Book review Part 1 — Deep Learning with Python

Original article was published on Artificial Intelligence on Medium

Book review Part 1 — Deep Learning with Python

Book by François Chollet

This series aim to keep the record of those books I read, will highlight the important and interesting points when I read along. I hope you will find something useful or interesting.

  1. In classical programming, the paradigm of symbolic AI, humans input rules (a program) and data to be processed according to these rules, and out come answers (see figure 1.2). With machine learning, humans input data as well as the answers expected from the data, and out come the rules. These rules can then be applied to new data to produce original answers.

2. Learning, in the context of machine learning, describes an automatic search process for better representations.

So that’s what machine learning is, technically: searching for useful representations of some input data, within a predefined space of possibilities, using guidance from a feedback signal.

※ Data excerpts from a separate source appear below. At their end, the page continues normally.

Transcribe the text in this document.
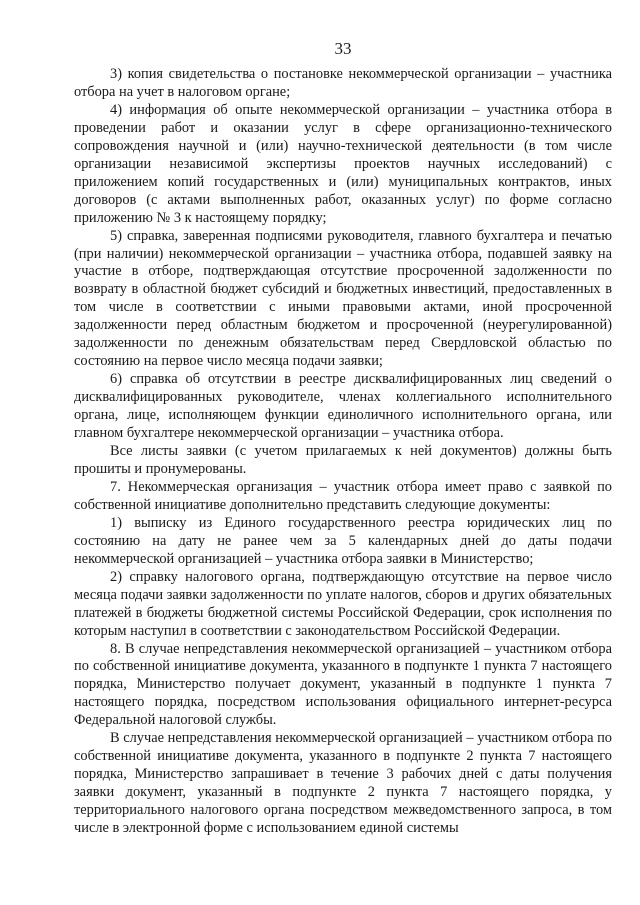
33

3) копия свидетельства о постановке некоммерческой организации – участника отбора на учет в налоговом органе;

4) информация об опыте некоммерческой организации – участника отбора в проведении работ и оказании услуг в сфере организационно-технического сопровождения научной и (или) научно-технической деятельности (в том числе организации независимой экспертизы проектов научных исследований) с приложением копий государственных и (или) муниципальных контрактов, иных договоров (с актами выполненных работ, оказанных услуг) по форме согласно приложению № 3 к настоящему порядку;

5) справка, заверенная подписями руководителя, главного бухгалтера и печатью (при наличии) некоммерческой организации – участника отбора, подавшей заявку на участие в отборе, подтверждающая отсутствие просроченной задолженности по возврату в областной бюджет субсидий и бюджетных инвестиций, предоставленных в том числе в соответствии с иными правовыми актами, иной просроченной задолженности перед областным бюджетом и просроченной (неурегулированной) задолженности по денежным обязательствам перед Свердловской областью по состоянию на первое число месяца подачи заявки;

6) справка об отсутствии в реестре дисквалифицированных лиц сведений о дисквалифицированных руководителе, членах коллегиального исполнительного органа, лице, исполняющем функции единоличного исполнительного органа, или главном бухгалтере некоммерческой организации – участника отбора.

Все листы заявки (с учетом прилагаемых к ней документов) должны быть прошиты и пронумерованы.

7. Некоммерческая организация – участник отбора имеет право с заявкой по собственной инициативе дополнительно представить следующие документы:

1) выписку из Единого государственного реестра юридических лиц по состоянию на дату не ранее чем за 5 календарных дней до даты подачи некоммерческой организацией – участника отбора заявки в Министерство;

2) справку налогового органа, подтверждающую отсутствие на первое число месяца подачи заявки задолженности по уплате налогов, сборов и других обязательных платежей в бюджеты бюджетной системы Российской Федерации, срок исполнения по которым наступил в соответствии с законодательством Российской Федерации.

8. В случае непредставления некоммерческой организацией – участником отбора по собственной инициативе документа, указанного в подпункте 1 пункта 7 настоящего порядка, Министерство получает документ, указанный в подпункте 1 пункта 7 настоящего порядка, посредством использования официального интернет-ресурса Федеральной налоговой службы.

В случае непредставления некоммерческой организацией – участником отбора по собственной инициативе документа, указанного в подпункте 2 пункта 7 настоящего порядка, Министерство запрашивает в течение 3 рабочих дней с даты получения заявки документ, указанный в подпункте 2 пункта 7 настоящего порядка, у территориального налогового органа посредством межведомственного запроса, в том числе в электронной форме с использованием единой системы
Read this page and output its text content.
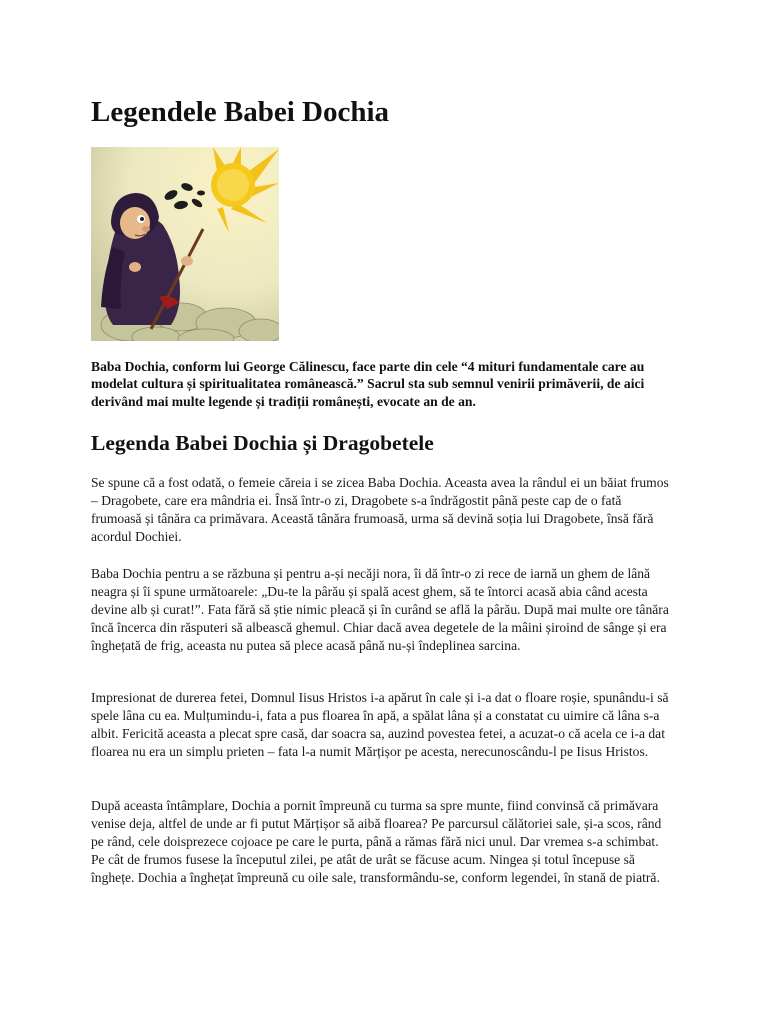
Legendele Babei Dochia

Baba Dochia, conform lui George Călinescu, face parte din cele “4 mituri fundamentale care au modelat cultura și spiritualitatea românească.” Sacrul sta sub semnul venirii primăverii, de aici derivând mai multe legende și tradiții românești, evocate an de an.

Legenda Babei Dochia și Dragobetele

Se spune că a fost odată, o femeie căreia i se zicea Baba Dochia. Aceasta avea la rândul ei un băiat frumos – Dragobete, care era mândria ei. Însă într-o zi, Dragobete s-a îndrăgostit până peste cap de o fată frumoasă și tânăra ca primăvara. Această tânăra frumoasă, urma să devină soția lui Dragobete, însă fără acordul Dochiei.

Baba Dochia pentru a se răzbuna și pentru a-și necăji nora, îi dă într-o zi rece de iarnă un ghem de lână neagra și îi spune următoarele: „Du-te la pârău și spală acest ghem, să te întorci acasă abia când acesta devine alb și curat!”. Fata fără să știe nimic pleacă și în curând se află la pârău. După mai multe ore tânăra încă încerca din răsputeri să albească ghemul. Chiar dacă avea degetele de la mâini șiroind de sânge și era înghețată de frig, aceasta nu putea să plece acasă până nu-și îndeplinea sarcina.

Impresionat de durerea fetei, Domnul Iisus Hristos i-a apărut în cale și i-a dat o floare roșie, spunându-i să spele lâna cu ea. Mulțumindu-i, fata a pus floarea în apă, a spălat lâna și a constatat cu uimire că lâna s-a albit. Fericită aceasta a plecat spre casă, dar soacra sa, auzind povestea fetei, a acuzat-o că acela ce i-a dat floarea nu era un simplu prieten – fata l-a numit Mărțișor pe acesta, nerecunoscându-l pe Iisus Hristos.

După aceasta întâmplare, Dochia a pornit împreună cu turma sa spre munte, fiind convinsă că primăvara venise deja, altfel de unde ar fi putut Mărțișor să aibă floarea? Pe parcursul călătoriei sale, și-a scos, rând pe rând, cele doisprezece cojoace pe care le purta, până a rămas fără nici unul. Dar vremea s-a schimbat. Pe cât de frumos fusese la începutul zilei, pe atât de urât se făcuse acum. Ningea și totul începuse să înghețe. Dochia a înghețat împreună cu oile sale, transformându-se, conform legendei, în stană de piatră.
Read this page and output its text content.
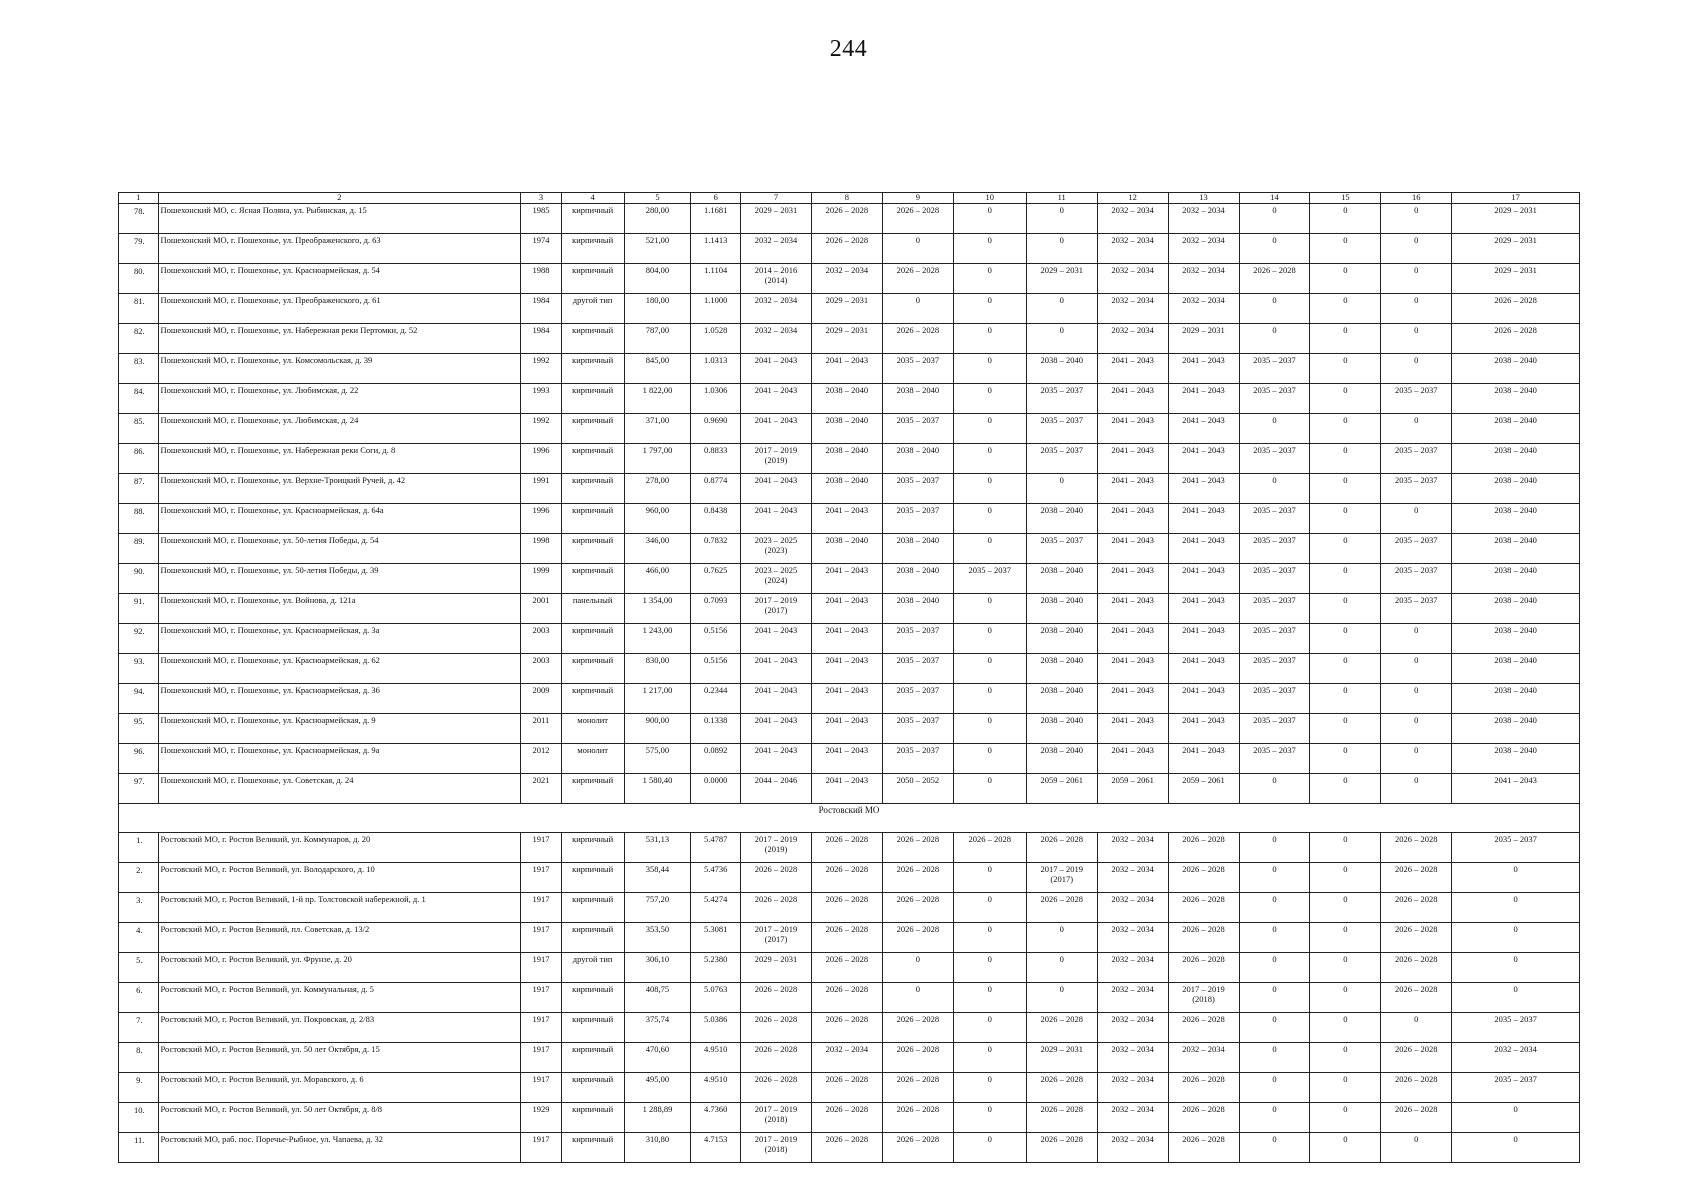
244
1	2	3	4	5	6	7	8	9	10	11	12	13	14	15	16	17
78.	Пошехонский МО, с. Ясная Поляна, ул. Рыбинская, д. 15	1985	кирпичный	280,00	1.1681	2029 – 2031	2026 – 2028	2026 – 2028	0	0	2032 – 2034	2032 – 2034	0	0	0	2029 – 2031
79.	Пошехонский МО, г. Пошехонье, ул. Преображенского, д. 63	1974	кирпичный	521,00	1.1413	2032 – 2034	2026 – 2028	0	0	0	2032 – 2034	2032 – 2034	0	0	0	2029 – 2031
80.	Пошехонский МО, г. Пошехонье, ул. Красноармейская, д. 54	1988	кирпичный	804,00	1.1104	2014 – 2016
(2014)	2032 – 2034	2026 – 2028	0	2029 – 2031	2032 – 2034	2032 – 2034	2026 – 2028	0	0	2029 – 2031
81.	Пошехонский МО, г. Пошехонье, ул. Преображенского, д. 61	1984	другой тип	180,00	1.1000	2032 – 2034	2029 – 2031	0	0	0	2032 – 2034	2032 – 2034	0	0	0	2026 – 2028
82.	Пошехонский МО, г. Пошехонье, ул. Набережная реки Пертомки, д. 52	1984	кирпичный	787,00	1.0528	2032 – 2034	2029 – 2031	2026 – 2028	0	0	2032 – 2034	2029 – 2031	0	0	0	2026 – 2028
83.	Пошехонский МО, г. Пошехонье, ул. Комсомольская, д. 39	1992	кирпичный	845,00	1.0313	2041 – 2043	2041 – 2043	2035 – 2037	0	2038 – 2040	2041 – 2043	2041 – 2043	2035 – 2037	0	0	2038 – 2040
84.	Пошехонский МО, г. Пошехонье, ул. Любимская, д. 22	1993	кирпичный	1 822,00	1.0306	2041 – 2043	2038 – 2040	2038 – 2040	0	2035 – 2037	2041 – 2043	2041 – 2043	2035 – 2037	0	2035 – 2037	2038 – 2040
85.	Пошехонский МО, г. Пошехонье, ул. Любимская, д. 24	1992	кирпичный	371,00	0.9690	2041 – 2043	2038 – 2040	2035 – 2037	0	2035 – 2037	2041 – 2043	2041 – 2043	0	0	0	2038 – 2040
86.	Пошехонский МО, г. Пошехонье, ул. Набережная реки Соги, д. 8	1996	кирпичный	1 797,00	0.8833	2017 – 2019
(2019)	2038 – 2040	2038 – 2040	0	2035 – 2037	2041 – 2043	2041 – 2043	2035 – 2037	0	2035 – 2037	2038 – 2040
87.	Пошехонский МО, г. Пошехонье, ул. Верхне-Троицкий Ручей, д. 42	1991	кирпичный	278,00	0.8774	2041 – 2043	2038 – 2040	2035 – 2037	0	0	2041 – 2043	2041 – 2043	0	0	2035 – 2037	2038 – 2040
88.	Пошехонский МО, г. Пошехонье, ул. Красноармейская, д. 64а	1996	кирпичный	960,00	0.8438	2041 – 2043	2041 – 2043	2035 – 2037	0	2038 – 2040	2041 – 2043	2041 – 2043	2035 – 2037	0	0	2038 – 2040
89.	Пошехонский МО, г. Пошехонье, ул. 50-летия Победы, д. 54	1998	кирпичный	346,00	0.7832	2023 – 2025
(2023)	2038 – 2040	2038 – 2040	0	2035 – 2037	2041 – 2043	2041 – 2043	2035 – 2037	0	2035 – 2037	2038 – 2040
90.	Пошехонский МО, г. Пошехонье, ул. 50-летия Победы, д. 39	1999	кирпичный	466,00	0.7625	2023 – 2025
(2024)	2041 – 2043	2038 – 2040	2035 – 2037	2038 – 2040	2041 – 2043	2041 – 2043	2035 – 2037	0	2035 – 2037	2038 – 2040
91.	Пошехонский МО, г. Пошехонье, ул. Войнова, д. 121а	2001	панельный	1 354,00	0.7093	2017 – 2019
(2017)	2041 – 2043	2038 – 2040	0	2038 – 2040	2041 – 2043	2041 – 2043	2035 – 2037	0	2035 – 2037	2038 – 2040
92.	Пошехонский МО, г. Пошехонье, ул. Красноармейская, д. 3а	2003	кирпичный	1 243,00	0.5156	2041 – 2043	2041 – 2043	2035 – 2037	0	2038 – 2040	2041 – 2043	2041 – 2043	2035 – 2037	0	0	2038 – 2040
93.	Пошехонский МО, г. Пошехонье, ул. Красноармейская, д. 62	2003	кирпичный	830,00	0.5156	2041 – 2043	2041 – 2043	2035 – 2037	0	2038 – 2040	2041 – 2043	2041 – 2043	2035 – 2037	0	0	2038 – 2040
94.	Пошехонский МО, г. Пошехонье, ул. Красноармейская, д. 36	2009	кирпичный	1 217,00	0.2344	2041 – 2043	2041 – 2043	2035 – 2037	0	2038 – 2040	2041 – 2043	2041 – 2043	2035 – 2037	0	0	2038 – 2040
95.	Пошехонский МО, г. Пошехонье, ул. Красноармейская, д. 9	2011	монолит	900,00	0.1338	2041 – 2043	2041 – 2043	2035 – 2037	0	2038 – 2040	2041 – 2043	2041 – 2043	2035 – 2037	0	0	2038 – 2040
96.	Пошехонский МО, г. Пошехонье, ул. Красноармейская, д. 9а	2012	монолит	575,00	0.0892	2041 – 2043	2041 – 2043	2035 – 2037	0	2038 – 2040	2041 – 2043	2041 – 2043	2035 – 2037	0	0	2038 – 2040
97.	Пошехонский МО, г. Пошехонье, ул. Советская, д. 24	2021	кирпичный	1 580,40	0.0000	2044 – 2046	2041 – 2043	2050 – 2052	0	2059 – 2061	2059 – 2061	2059 – 2061	0	0	0	2041 – 2043
Ростовский МО																
1.	Ростовский МО, г. Ростов Великий, ул. Коммунаров, д. 20	1917	кирпичный	531,13	5.4787	2017 – 2019
(2019)	2026 – 2028	2026 – 2028	2026 – 2028	2026 – 2028	2032 – 2034	2026 – 2028	0	0	2026 – 2028	2035 – 2037
2.	Ростовский МО, г. Ростов Великий, ул. Володарского, д. 10	1917	кирпичный	358,44	5.4736	2026 – 2028	2026 – 2028	2026 – 2028	0	2017 – 2019
(2017)	2032 – 2034	2026 – 2028	0	0	2026 – 2028	0
3.	Ростовский МО, г. Ростов Великий, 1-й пр. Толстовской набережной, д. 1	1917	кирпичный	757,20	5.4274	2026 – 2028	2026 – 2028	2026 – 2028	0	2026 – 2028	2032 – 2034	2026 – 2028	0	0	2026 – 2028	0
4.	Ростовский МО, г. Ростов Великий, пл. Советская, д. 13/2	1917	кирпичный	353,50	5.3081	2017 – 2019
(2017)	2026 – 2028	2026 – 2028	0	0	2032 – 2034	2026 – 2028	0	0	2026 – 2028	0
5.	Ростовский МО, г. Ростов Великий, ул. Фрунзе, д. 20	1917	другой тип	306,10	5.2380	2029 – 2031	2026 – 2028	0	0	0	2032 – 2034	2026 – 2028	0	0	2026 – 2028	0
6.	Ростовский МО, г. Ростов Великий, ул. Коммунальная, д. 5	1917	кирпичный	408,75	5.0763	2026 – 2028	2026 – 2028	0	0	0	2032 – 2034	2017 – 2019
(2018)	0	0	2026 – 2028	0
7.	Ростовский МО, г. Ростов Великий, ул. Покровская, д. 2/83	1917	кирпичный	375,74	5.0386	2026 – 2028	2026 – 2028	2026 – 2028	0	2026 – 2028	2032 – 2034	2026 – 2028	0	0	0	2035 – 2037
8.	Ростовский МО, г. Ростов Великий, ул. 50 лет Октября, д. 15	1917	кирпичный	470,60	4.9510	2026 – 2028	2032 – 2034	2026 – 2028	0	2029 – 2031	2032 – 2034	2032 – 2034	0	0	2026 – 2028	2032 – 2034
9.	Ростовский МО, г. Ростов Великий, ул. Моравского, д. 6	1917	кирпичный	495,00	4.9510	2026 – 2028	2026 – 2028	2026 – 2028	0	2026 – 2028	2032 – 2034	2026 – 2028	0	0	2026 – 2028	2035 – 2037
10.	Ростовский МО, г. Ростов Великий, ул. 50 лет Октября, д. 8/8	1929	кирпичный	1 288,89	4.7360	2017 – 2019
(2018)	2026 – 2028	2026 – 2028	0	2026 – 2028	2032 – 2034	2026 – 2028	0	0	2026 – 2028	0
11.	Ростовский МО, раб. пос. Поречье-Рыбное, ул. Чапаева, д. 32	1917	кирпичный	310,80	4.7153	2017 – 2019
(2018)	2026 – 2028	2026 – 2028	0	2026 – 2028	2032 – 2034	2026 – 2028	0	0	0	0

You can think of a deep network as a multistage information-distillation operation, where information goes through successive filters and comes out increasingly purified

So that’s what deep learning is, technically: a multistage way to learn data representations.

3. What makes deep learning different:

a. it offered better performance on many problems.

b. it completely automates what used to be the most crucial step in a machine learning workflow: feature engineering.

4. These are the two essential characteristics of how deep learning learns from data: the incremental, layer-by-layer way in which increasingly complex representations are developed, and the fact that these intermediate incremental representations are learned jointly, each layer being updated to follow both the representational needs of the layer above and the needs of the layer below.

5. import keras
from keras import models
from keras import layers
from keras.utils import to_categorical

from keras.datasets import mnist

(train_images, train_labels), (test_images, test_labels) = mnist.load_data()

train_labels[:20]

network = models.Sequential()
network.add(layers.Dense(512, activation = ‘relu’, input_shape = (28*28,)))
network.add(layers.Dense(10, activation = ‘softmax’))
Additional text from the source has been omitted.